The unregulated nature of jail/prison video visitation has led to varying costs for the service, which are largely determined by the facilities. The Pennsylvania Department of Corrections charges families $20 for a 55-minute visit, and the Virginia Department of Corrections charges $15 for a 30-minute visit and $30 for a 60-minute visit, whereas the Desoto County Jail in Hernando, Mississippi charges families $20 for a 20-minute visit. If these fees continue to be unregulated, they will lead to the continued economic exploitation of family and friends of incarcerated persons.

For example, for the past twenty years, jail/prison telephone call fees were also unregulated. In August 2013, the Federal Communications Commission (FCC) found that such fees were exorbitant and voted to cap the cost of interstate jail/prison calls. Prior to the FCC’s regulation, people were paying as much as $17.30 for a 15-minute phone call to speak with incarcerated family and friends. Martha Wright, for instance, who filed a petition that led to the FCC’s action, was forced to choose paying high telephone rates to speak with her incarcerated grandson on Sundays instead of paying for her prescribed medications.

Without regulation of prison/jail video visitation fees, companies such as Securus, GTL, Renovo and VuGate stand to enjoy substantial corporate financial gains, which have shown to be millions of dollars. Correctional institutions are also generating funds from online video visitation. In Ada County, Idaho, the Sheriff claimed that virtual visits would generate $2,000,000 over the course of two years. In Portsmouth, Virginia, the city contracted with a video visitation company called HomeWav. As a result of this contractual agreement, HomeWav grosses about $1,400 a month and the Portsmouth Sheriff’s Department receives about $1,000 a month.

Moreover, the excessive fees and high financial gains associated with the use of jail/prison video visitation lead to incentivizing incarceration. The Prison Industrial Complex (PIC) is a multi-billion dollar profiteering industry rooted in the economic exploitation and dehumanization of extremely high numbers of human beings in U.S. jails and prisons. The PIC is one of the fastest-growing industries in the United States and generates revenues based on the mass incarceration of human beings.

The exclusive use of jail/prison video visitation systems has the potential to be another profiteering scheme of the PIC. Employing unregulated video visitation systems in jails and prisons will continue the frightful trend of incentivizing mass incarceration in the United States because this form of visitation offers vast economic opportunities for private companies and correctional institutions.

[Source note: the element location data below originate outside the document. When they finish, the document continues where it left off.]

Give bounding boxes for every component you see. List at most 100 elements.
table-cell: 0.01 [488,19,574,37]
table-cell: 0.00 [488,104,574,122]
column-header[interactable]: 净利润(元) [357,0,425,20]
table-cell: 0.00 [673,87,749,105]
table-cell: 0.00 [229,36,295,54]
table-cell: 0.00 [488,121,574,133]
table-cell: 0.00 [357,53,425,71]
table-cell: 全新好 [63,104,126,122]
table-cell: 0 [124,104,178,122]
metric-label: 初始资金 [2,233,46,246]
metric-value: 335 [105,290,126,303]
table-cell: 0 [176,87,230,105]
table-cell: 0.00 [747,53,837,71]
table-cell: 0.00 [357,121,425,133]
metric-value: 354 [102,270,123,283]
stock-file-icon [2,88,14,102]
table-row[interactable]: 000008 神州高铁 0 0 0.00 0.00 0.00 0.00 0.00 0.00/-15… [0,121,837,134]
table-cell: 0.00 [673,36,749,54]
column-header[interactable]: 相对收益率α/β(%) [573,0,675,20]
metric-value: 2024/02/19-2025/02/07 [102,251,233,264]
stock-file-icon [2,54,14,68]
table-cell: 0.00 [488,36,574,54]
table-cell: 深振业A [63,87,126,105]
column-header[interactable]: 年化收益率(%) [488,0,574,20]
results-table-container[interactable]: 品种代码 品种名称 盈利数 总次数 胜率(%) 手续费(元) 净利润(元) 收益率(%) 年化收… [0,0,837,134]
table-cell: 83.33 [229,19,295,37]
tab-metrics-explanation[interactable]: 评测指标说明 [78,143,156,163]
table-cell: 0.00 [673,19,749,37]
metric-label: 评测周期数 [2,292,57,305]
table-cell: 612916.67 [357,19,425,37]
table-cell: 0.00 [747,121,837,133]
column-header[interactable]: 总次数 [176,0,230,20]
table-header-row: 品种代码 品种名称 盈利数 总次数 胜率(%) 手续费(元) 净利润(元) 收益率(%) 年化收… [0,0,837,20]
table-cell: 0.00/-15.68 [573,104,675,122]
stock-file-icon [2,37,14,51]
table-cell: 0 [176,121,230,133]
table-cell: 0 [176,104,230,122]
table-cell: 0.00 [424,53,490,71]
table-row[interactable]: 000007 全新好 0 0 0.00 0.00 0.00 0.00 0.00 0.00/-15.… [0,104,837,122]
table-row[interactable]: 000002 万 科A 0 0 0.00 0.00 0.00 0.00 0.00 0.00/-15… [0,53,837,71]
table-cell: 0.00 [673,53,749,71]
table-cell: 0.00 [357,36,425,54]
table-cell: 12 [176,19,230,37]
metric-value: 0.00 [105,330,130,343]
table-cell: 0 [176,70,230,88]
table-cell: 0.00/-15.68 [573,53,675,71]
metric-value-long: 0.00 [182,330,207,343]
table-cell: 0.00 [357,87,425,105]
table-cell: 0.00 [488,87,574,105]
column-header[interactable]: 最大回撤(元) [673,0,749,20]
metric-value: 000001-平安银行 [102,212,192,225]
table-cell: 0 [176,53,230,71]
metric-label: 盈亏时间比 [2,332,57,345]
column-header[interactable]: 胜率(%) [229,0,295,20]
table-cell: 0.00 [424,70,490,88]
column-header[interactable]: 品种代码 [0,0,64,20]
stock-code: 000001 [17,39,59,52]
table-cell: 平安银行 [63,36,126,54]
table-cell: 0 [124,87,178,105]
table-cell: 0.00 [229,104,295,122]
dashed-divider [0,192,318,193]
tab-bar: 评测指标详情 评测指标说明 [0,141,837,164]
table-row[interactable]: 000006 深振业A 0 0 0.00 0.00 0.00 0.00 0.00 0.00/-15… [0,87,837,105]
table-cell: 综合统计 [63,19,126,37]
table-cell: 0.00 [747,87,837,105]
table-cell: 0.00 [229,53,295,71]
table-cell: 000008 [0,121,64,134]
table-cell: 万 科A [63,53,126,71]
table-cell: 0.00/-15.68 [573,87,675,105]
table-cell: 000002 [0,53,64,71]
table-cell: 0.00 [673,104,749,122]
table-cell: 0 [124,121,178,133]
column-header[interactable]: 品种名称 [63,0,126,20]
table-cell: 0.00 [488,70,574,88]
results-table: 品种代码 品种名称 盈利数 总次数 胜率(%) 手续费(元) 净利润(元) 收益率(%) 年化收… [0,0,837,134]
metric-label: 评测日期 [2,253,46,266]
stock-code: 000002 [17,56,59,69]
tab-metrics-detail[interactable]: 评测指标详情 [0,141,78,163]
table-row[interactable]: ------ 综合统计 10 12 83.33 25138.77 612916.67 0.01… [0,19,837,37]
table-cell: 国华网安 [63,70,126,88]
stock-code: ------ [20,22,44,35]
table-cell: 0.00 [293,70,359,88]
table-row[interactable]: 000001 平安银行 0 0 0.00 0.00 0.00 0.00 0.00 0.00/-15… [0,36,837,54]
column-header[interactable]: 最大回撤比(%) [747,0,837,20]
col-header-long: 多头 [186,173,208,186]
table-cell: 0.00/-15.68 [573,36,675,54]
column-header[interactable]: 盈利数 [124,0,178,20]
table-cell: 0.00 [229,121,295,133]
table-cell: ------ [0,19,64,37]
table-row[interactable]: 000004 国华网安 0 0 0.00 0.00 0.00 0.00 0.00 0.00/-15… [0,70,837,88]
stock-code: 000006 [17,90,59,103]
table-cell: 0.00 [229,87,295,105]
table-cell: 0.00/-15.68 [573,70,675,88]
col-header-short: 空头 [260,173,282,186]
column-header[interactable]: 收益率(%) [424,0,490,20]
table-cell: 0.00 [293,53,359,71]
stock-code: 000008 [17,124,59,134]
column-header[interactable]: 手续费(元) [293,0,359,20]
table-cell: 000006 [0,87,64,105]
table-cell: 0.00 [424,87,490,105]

Ultimately, jail/prison video visitation is a double-edged sword as currently implemented because it cultivates the value of monetary gain over the lives of incarcerated persons and their loved ones. The current trend of jail/prison video visitation will continue to dissolve community bonds and lead to unrelenting economic subjugation of incarcerated persons and their families if in-person visits are replaced with dehumanizing video visitation screens.

On the other hand, the use of jail/prison video visitation might advance altruistic as well as institutional goals if highly regulated and used in conjunction with, not in lieu of, face-to-face and contact visits; such visitation systems must not be emotionally and financially repressive. Accordingly, jail/prison video visitation should only be implemented as a means to strengthen family and community ties and promote successful re-entry, and if there are any associated fees they must be affordable and transparent.


Professor Patrice A. Fulcher is a tenured Associate Professor at Atlanta’s John Marshall Law School. Her publications focus on profiteering schemes in the Prison Industrial Complex. She advocates for the equality of the disenfranchised and quality legal representation for the poor, and wrote this summary of her research on video visitation exclusively for PLN.